A previsão da medida também pode contribuir para que o agressor frequente um centro de reabilitação desde o início da investigação e, quanto mais cedo for essa inserção, melhores os resultados, na avaliação de Santana. “Existe uma estrutura patriarcal, uma cultura sexista, que impulsiona a praticar violência todos os dias. Se essa análise da conduta não for feita o quanto antes, o agressor vai continuar a praticar outras violências contra outras mulheres”.
Grupos reflexivos
O projeto Tempo de Despertar é um dos pioneiros. Idealizado em 2014 pela promotora de justiça Gabriela Manssur, em Taboão da Serra, atende homens autores de violência contra a mulher com inquérito policial, medida protetiva ou processo criminal em curso, com exceção para casos de feminicídio ou violência sexual.
“Os homens chegam negando o ato, justificando pelo uso de drogas ou bebida. Outros chegam com muita raiva, sentindo-se injustiçados”, contou Sérgio Barbosa, coordenador dos grupos reflexivos do Tempo de Despertar em São Paulo. O projeto, que é dividido em dez encontros, trabalha variados temas como masculinidade, machismo, sexualidade, álcool e drogas, gênero, direitos das mulheres, entre outros.
De acordo com Barbosa, a taxa de reincidência dos atendidos não passa de 2%, uma mudança de comportamento e pensamento alcançada graças a um processo educativo. “Fazemos um processo pedagógico para que esse homem encontre as contradições do seu próprio discurso, atos, e perceba com isso a violência que praticou. É um processo reflexivo porque torna possível que o homem compreenda as origens dessa violência, como o machismo e o patriarcado”, afirmou.
Política Pública
Em São Paulo, a legislação municipal só passou a prever esse tipo de iniciativa com a promulgação da Lei nº 12.732, de 2017, que instituiu o Programa Tempo de Despertar na capital paulista, e que leva o nome do projeto do Ministério Público de São Paulo, que inspirou a proposta de lei.
O Tempo de Despertar já operava na cidade, com casos oriundos das sete Varas de Violência Doméstica e Familiar Contra a Mulher da capital, mas somente no início deste ano esse trabalho se tornou uma política pública por meio de um convênio com a Prefeitura de São Paulo. “Foi assinado um acordo para que houvesse atividades voltadas a homens autores de violência na cidade durante 12 meses, mas a pandemia interrompeu o projeto”, informou Barbosa.

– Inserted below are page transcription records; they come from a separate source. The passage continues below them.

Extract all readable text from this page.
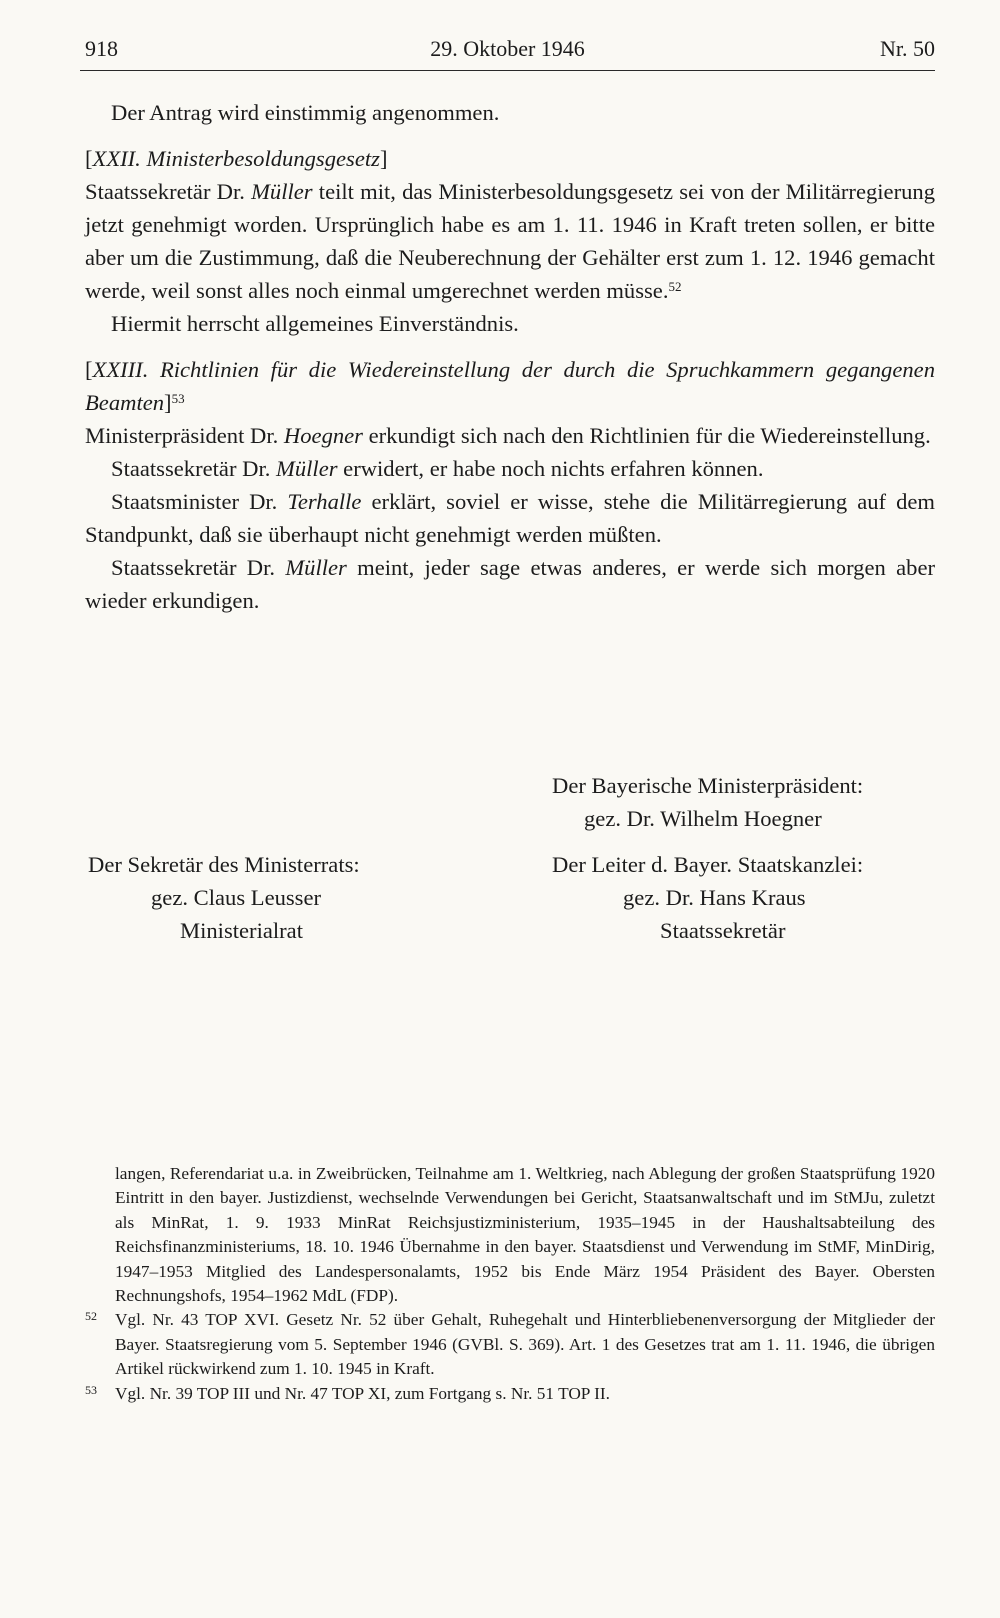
29. Oktober 1946
918	Nr. 50

Der Antrag wird einstimmig angenommen.

[XXII. Ministerbesoldungsgesetz]

Staatssekretär Dr. Müller teilt mit, das Ministerbesoldungsgesetz sei von der Militärregierung jetzt genehmigt worden. Ursprünglich habe es am 1. 11. 1946 in Kraft treten sollen, er bitte aber um die Zustimmung, daß die Neuberechnung der Gehälter erst zum 1. 12. 1946 gemacht werde, weil sonst alles noch einmal umgerechnet werden müsse.$^{52}$

Hiermit herrscht allgemeines Einverständnis.

[XXIII. Richtlinien für die Wiedereinstellung der durch die Spruchkammern gegangenen Beamten]$^{53}$

Ministerpräsident Dr. Hoegner erkundigt sich nach den Richtlinien für die Wiedereinstellung.

Staatssekretär Dr. Müller erwidert, er habe noch nichts erfahren können.

Staatsminister Dr. Terhalle erklärt, soviel er wisse, stehe die Militärregierung auf dem Standpunkt, daß sie überhaupt nicht genehmigt werden müßten.

Staatssekretär Dr. Müller meint, jeder sage etwas anderes, er werde sich morgen aber wieder erkundigen.

Der Bayerische Ministerpräsident:
gez. Dr. Wilhelm Hoegner
Der Sekretär des Ministerrats:
gez. Claus Leusser
Ministerialrat
Der Leiter d. Bayer. Staatskanzlei:
gez. Dr. Hans Kraus
Staatssekretär

langen, Referendariat u.a. in Zweibrücken, Teilnahme am 1. Weltkrieg, nach Ablegung der großen Staatsprüfung 1920 Eintritt in den bayer. Justizdienst, wechselnde Verwendungen bei Gericht, Staatsanwaltschaft und im StMJu, zuletzt als MinRat, 1. 9. 1933 MinRat Reichsjustizministerium, 1935–1945 in der Haushaltsabteilung des Reichsfinanzministeriums, 18. 10. 1946 Übernahme in den bayer. Staatsdienst und Verwendung im StMF, MinDirig, 1947–1953 Mitglied des Landespersonalamts, 1952 bis Ende März 1954 Präsident des Bayer. Obersten Rechnungshofs, 1954–1962 MdL (FDP).

52 Vgl. Nr. 43 TOP XVI. Gesetz Nr. 52 über Gehalt, Ruhegehalt und Hinterbliebenenversorgung der Mitglieder der Bayer. Staatsregierung vom 5. September 1946 (GVBl. S. 369). Art. 1 des Gesetzes trat am 1. 11. 1946, die übrigen Artikel rückwirkend zum 1. 10. 1945 in Kraft.

53 Vgl. Nr. 39 TOP III und Nr. 47 TOP XI, zum Fortgang s. Nr. 51 TOP II.
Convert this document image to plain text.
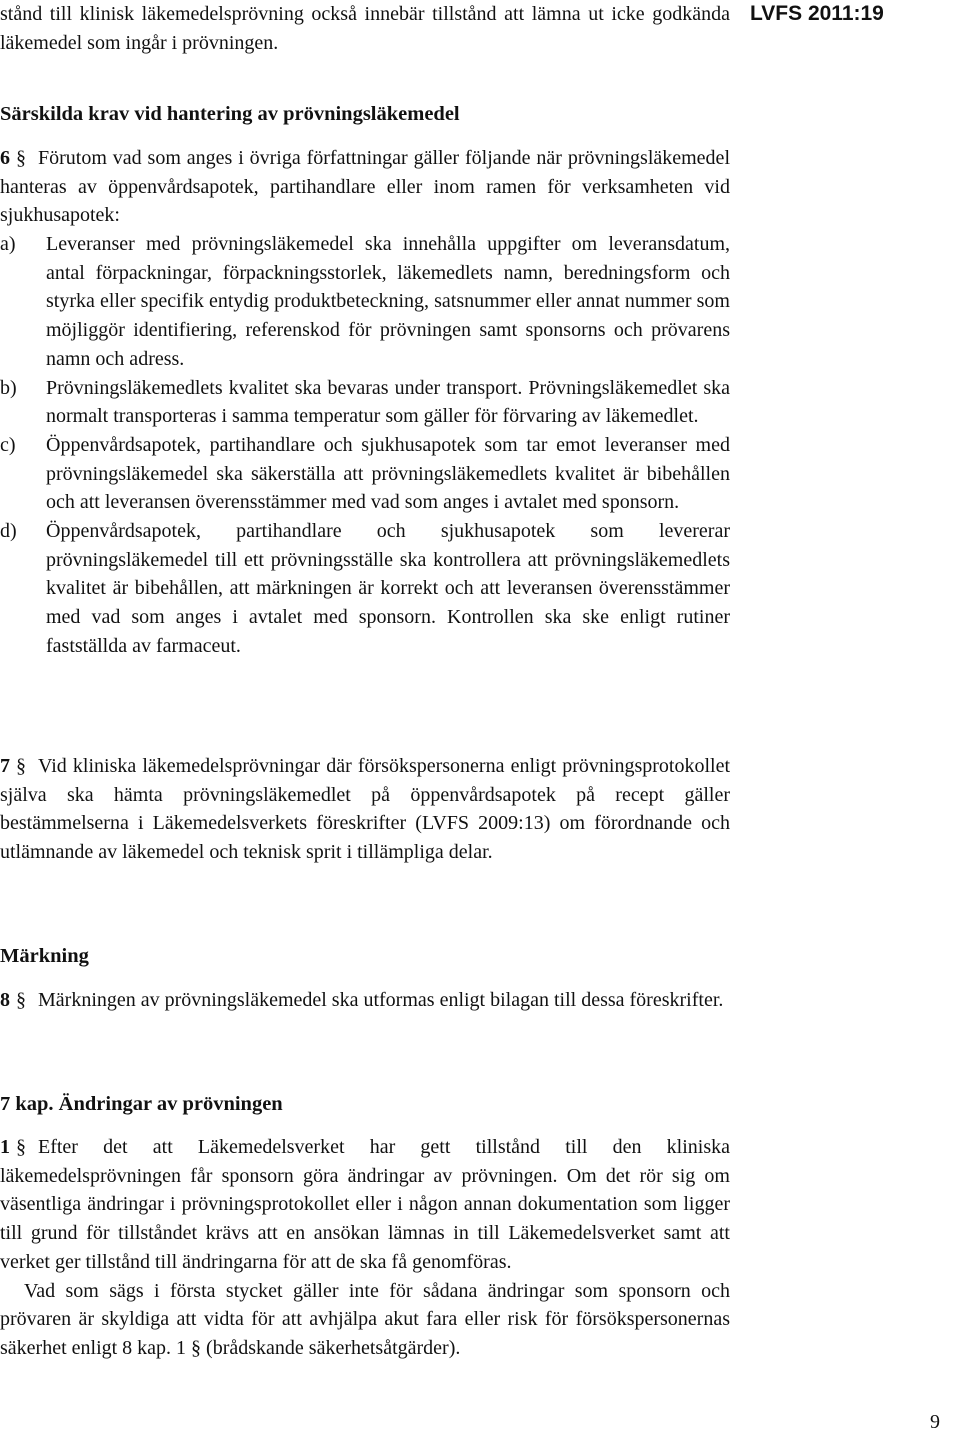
LVFS 2011:19

stånd till klinisk läkemedelsprövning också innebär tillstånd att lämna ut icke godkända läkemedel som ingår i prövningen.

Särskilda krav vid hantering av prövningsläkemedel

6 § Förutom vad som anges i övriga författningar gäller följande när prövningsläkemedel hanteras av öppenvårdsapotek, partihandlare eller inom ramen för verksamheten vid sjukhusapotek:

a) Leveranser med prövningsläkemedel ska innehålla uppgifter om leveransdatum, antal förpackningar, förpackningsstorlek, läkemedlets namn, beredningsform och styrka eller specifik entydig produktbeteckning, satsnummer eller annat nummer som möjliggör identifiering, referenskod för prövningen samt sponsorns och prövarens namn och adress.

b) Prövningsläkemedlets kvalitet ska bevaras under transport. Prövningsläkemedlet ska normalt transporteras i samma temperatur som gäller för förvaring av läkemedlet.

c) Öppenvårdsapotek, partihandlare och sjukhusapotek som tar emot leveranser med prövningsläkemedel ska säkerställa att prövningsläkemedlets kvalitet är bibehållen och att leveransen överensstämmer med vad som anges i avtalet med sponsorn.

d) Öppenvårdsapotek, partihandlare och sjukhusapotek som levererar prövningsläkemedel till ett prövningsställe ska kontrollera att prövningsläkemedlets kvalitet är bibehållen, att märkningen är korrekt och att leveransen överensstämmer med vad som anges i avtalet med sponsorn. Kontrollen ska ske enligt rutiner fastställda av farmaceut.

7 § Vid kliniska läkemedelsprövningar där försökspersonerna enligt prövningsprotokollet själva ska hämta prövningsläkemedlet på öppenvårdsapotek på recept gäller bestämmelserna i Läkemedelsverkets föreskrifter (LVFS 2009:13) om förordnande och utlämnande av läkemedel och teknisk sprit i tillämpliga delar.

Märkning

8 § Märkningen av prövningsläkemedel ska utformas enligt bilagan till dessa föreskrifter.

7 kap. Ändringar av prövningen

1 § Efter det att Läkemedelsverket har gett tillstånd till den kliniska läkemedelsprövningen får sponsorn göra ändringar av prövningen. Om det rör sig om väsentliga ändringar i prövningsprotokollet eller i någon annan dokumentation som ligger till grund för tillståndet krävs att en ansökan lämnas in till Läkemedelsverket samt att verket ger tillstånd till ändringarna för att de ska få genomföras.

Vad som sägs i första stycket gäller inte för sådana ändringar som sponsorn och prövaren är skyldiga att vidta för att avhjälpa akut fara eller risk för försökspersonernas säkerhet enligt 8 kap. 1 § (brådskande säkerhetsåtgärder).

9
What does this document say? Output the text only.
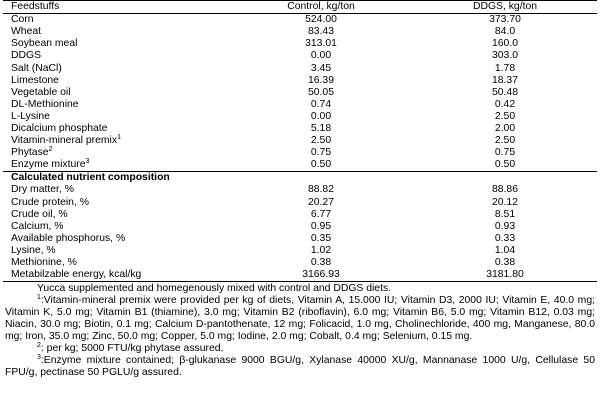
Feedstuffs	Control, kg/ton	DDGS, kg/ton
Corn	524.00	373.70
Wheat	83.43	84.0
Soybean meal	313.01	160.0
DDGS	0.00	303.0
Salt (NaCl)	3.45	1.78
Limestone	16.39	18.37
Vegetable oil	50.05	50.48
DL-Methionine	0.74	0.42
L-Lysine	0.00	2.50
Dicalcium phosphate	5.18	2.00
Vitamin-mineral premix$^1$	2.50	2.50
Phytase$^2$	0.75	0.75
Enzyme mixture$^3$	0.50	0.50
Calculated nutrient composition		
Dry matter, %	88.82	88.86
Crude protein, %	20.27	20.12
Crude oil, %	6.77	8.51
Calcium, %	0.95	0.93
Available phosphorus, %	0.35	0.33
Lysine, %	1.02	1.04
Methionine, %	0.38	0.38
Metabilzable energy, kcal/kg	3166.93	3181.80

Yucca supplemented and homegenously mixed with control and DDGS diets.

$^1$:Vitamin-mineral premix were provided per kg of diets, Vitamin A, 15.000 IU; Vitamin D3, 2000 IU; Vitamin E, 40.0 mg; Vitamin K, 5.0 mg; Vitamin B1 (thiamine), 3.0 mg; Vitamin B2 (riboflavin), 6.0 mg; Vitamin B6, 5.0 mg; Vitamin B12, 0.03 mg; Niacin, 30.0 mg; Biotin, 0.1 mg; Calcium D-pantothenate, 12 mg; Folicacid, 1.0 mg, Cholinechloride, 400 mg, Manganese, 80.0 mg; Iron, 35.0 mg; Zinc, 50.0 mg; Copper, 5.0 mg; Iodine, 2.0 mg; Cobalt, 0.4 mg; Selenium, 0.15 mg.

$^2$: per kg; 5000 FTU/kg phytase assured.

$^3$:Enzyme mixture contained; β-glukanase 9000 BGU/g, Xylanase 40000 XU/g, Mannanase 1000 U/g, Cellulase 50 FPU/g, pectinase 50 PGLU/g assured.
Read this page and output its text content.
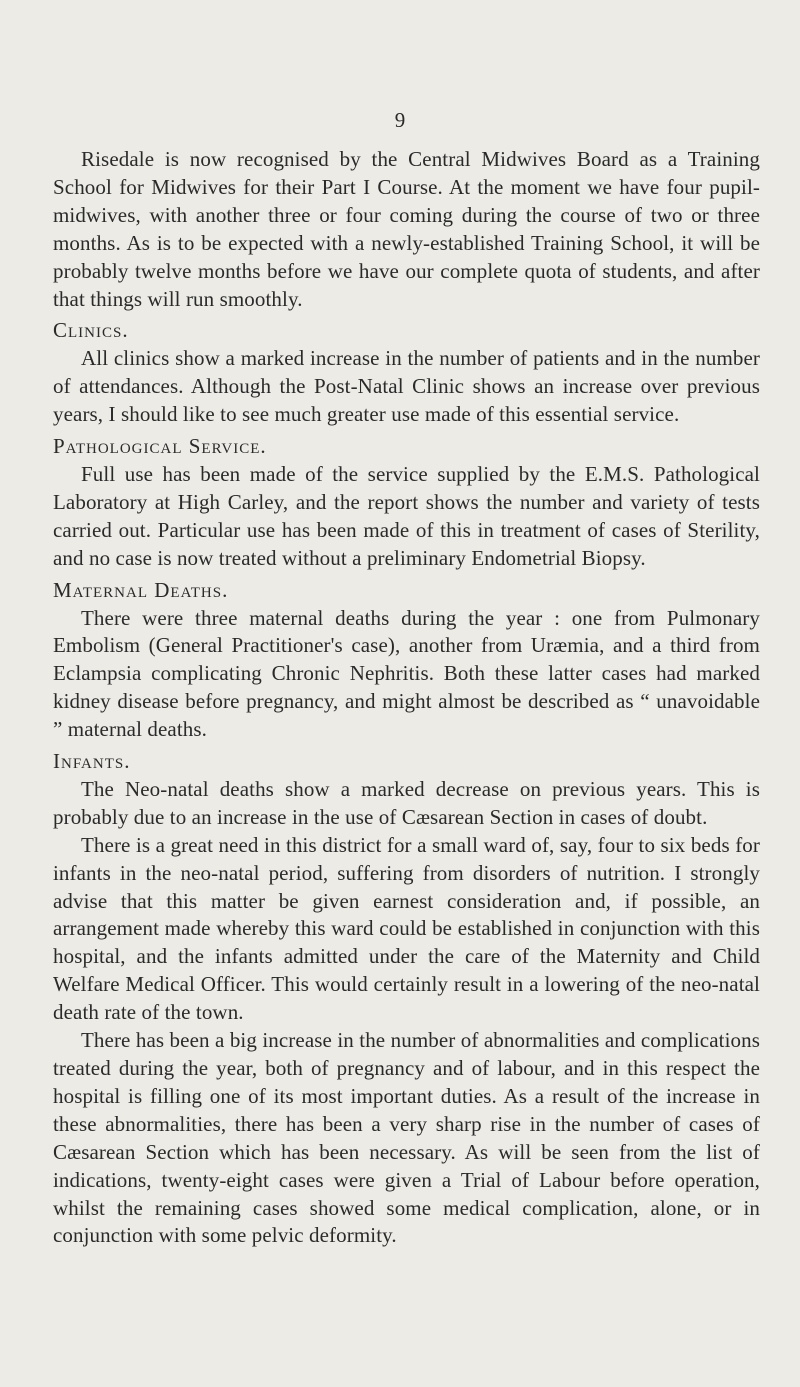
9

Risedale is now recognised by the Central Midwives Board as a Training School for Midwives for their Part I Course. At the moment we have four pupil-midwives, with another three or four coming during the course of two or three months. As is to be expected with a newly-established Training School, it will be probably twelve months before we have our complete quota of students, and after that things will run smoothly.

Clinics.

All clinics show a marked increase in the number of patients and in the number of attendances. Although the Post-Natal Clinic shows an increase over previous years, I should like to see much greater use made of this essential service.

Pathological Service.

Full use has been made of the service supplied by the E.M.S. Pathological Laboratory at High Carley, and the report shows the number and variety of tests carried out. Particular use has been made of this in treatment of cases of Sterility, and no case is now treated without a preliminary Endometrial Biopsy.

Maternal Deaths.

There were three maternal deaths during the year : one from Pulmonary Embolism (General Practitioner's case), another from Uræmia, and a third from Eclampsia complicating Chronic Nephritis. Both these latter cases had marked kidney disease before pregnancy, and might almost be described as “ unavoidable ” maternal deaths.

Infants.

The Neo-natal deaths show a marked decrease on previous years. This is probably due to an increase in the use of Cæsarean Section in cases of doubt.

There is a great need in this district for a small ward of, say, four to six beds for infants in the neo-natal period, suffering from disorders of nutrition. I strongly advise that this matter be given earnest consideration and, if possible, an arrangement made whereby this ward could be established in conjunction with this hospital, and the infants admitted under the care of the Maternity and Child Welfare Medical Officer. This would certainly result in a lowering of the neo-natal death rate of the town.

There has been a big increase in the number of abnormalities and complications treated during the year, both of pregnancy and of labour, and in this respect the hospital is filling one of its most important duties. As a result of the increase in these abnormalities, there has been a very sharp rise in the number of cases of Cæsarean Section which has been necessary. As will be seen from the list of indications, twenty-eight cases were given a Trial of Labour before operation, whilst the remaining cases showed some medical complication, alone, or in conjunction with some pelvic deformity.
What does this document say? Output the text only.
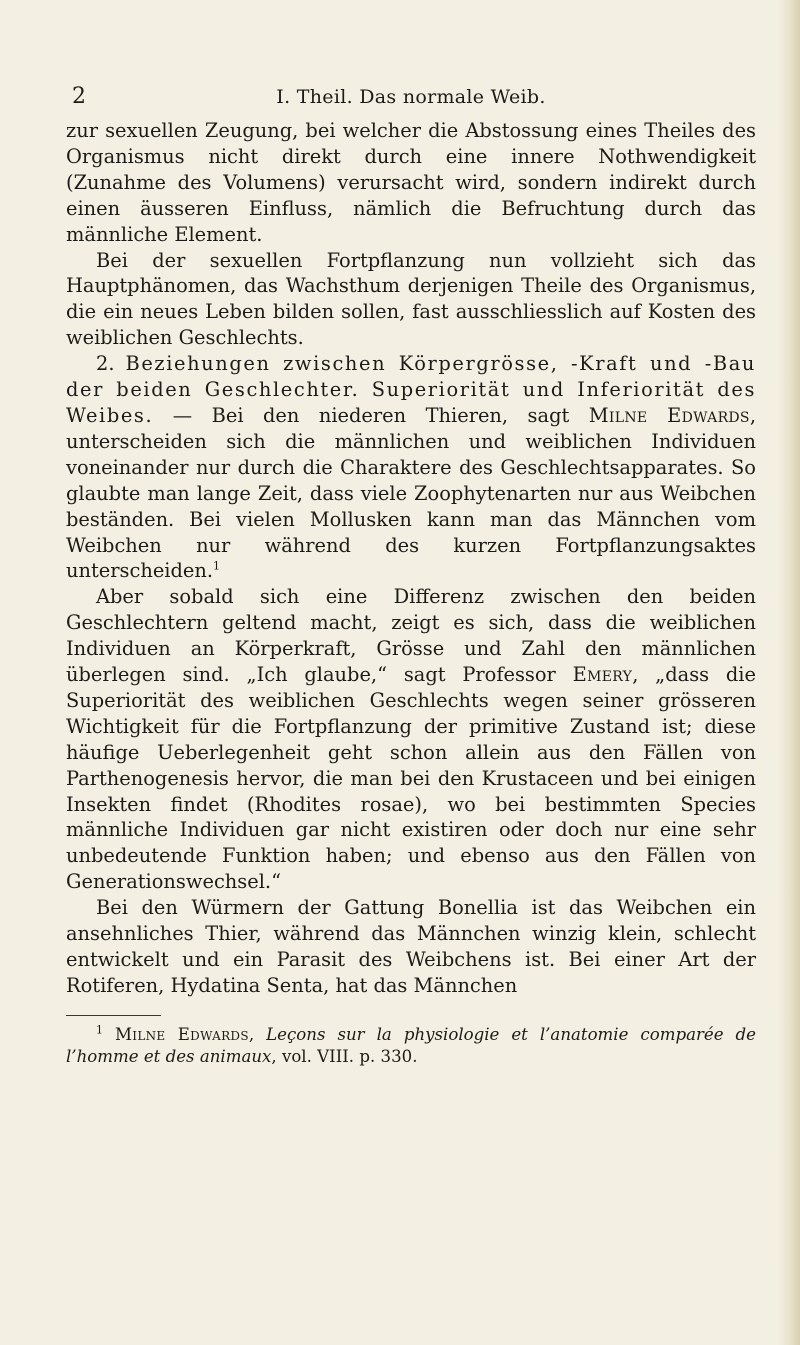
2	I. Theil. Das normale Weib.

zur sexuellen Zeugung, bei welcher die Abstossung eines Theiles des Organismus nicht direkt durch eine innere Nothwendigkeit (Zunahme des Volumens) verursacht wird, sondern indirekt durch einen äusseren Einfluss, nämlich die Befruchtung durch das männliche Element.

Bei der sexuellen Fortpflanzung nun vollzieht sich das Hauptphänomen, das Wachsthum derjenigen Theile des Organismus, die ein neues Leben bilden sollen, fast ausschliesslich auf Kosten des weiblichen Geschlechts.

2. Beziehungen zwischen Körpergrösse, -Kraft und -Bau der beiden Geschlechter. Superiorität und Inferiorität des Weibes. — Bei den niederen Thieren, sagt Milne Edwards, unterscheiden sich die männlichen und weiblichen Individuen voneinander nur durch die Charaktere des Geschlechtsapparates. So glaubte man lange Zeit, dass viele Zoophytenarten nur aus Weibchen beständen. Bei vielen Mollusken kann man das Männchen vom Weibchen nur während des kurzen Fortpflanzungsaktes unterscheiden.$^1$

Aber sobald sich eine Differenz zwischen den beiden Geschlechtern geltend macht, zeigt es sich, dass die weiblichen Individuen an Körperkraft, Grösse und Zahl den männlichen überlegen sind. „Ich glaube,“ sagt Professor Emery, „dass die Superiorität des weiblichen Geschlechts wegen seiner grösseren Wichtigkeit für die Fortpflanzung der primitive Zustand ist; diese häufige Ueberlegenheit geht schon allein aus den Fällen von Parthenogenesis hervor, die man bei den Krustaceen und bei einigen Insekten findet (Rhodites rosae), wo bei bestimmten Species männliche Individuen gar nicht existiren oder doch nur eine sehr unbedeutende Funktion haben; und ebenso aus den Fällen von Generationswechsel.“

Bei den Würmern der Gattung Bonellia ist das Weibchen ein ansehnliches Thier, während das Männchen winzig klein, schlecht entwickelt und ein Parasit des Weibchens ist. Bei einer Art der Rotiferen, Hydatina Senta, hat das Männchen

$^1$ Milne Edwards, Leçons sur la physiologie et l’anatomie comparée de l’homme et des animaux, vol. VIII. p. 330.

A expectativa era atender 800 homens, mas apenas 130 foram contemplados com o retorno dos grupos de forma virtual.
Para a juíza Teresa Cristina Santana, esses espaços de reeducação devem ser uma política de Estado e de segurança pública permanentes, com articulação de todas as esferas do Poder para garantir a implantação e a dotação orçamentária contínuas. “A gente precisa atender a mulher em situação de violência, isso é uma prioridade, lembrando sempre que nenhuma mulher sai sozinha dessa situação, e assim também o homem, sem que nenhum tipo de avaliação, reflexão seja feita”, declarou.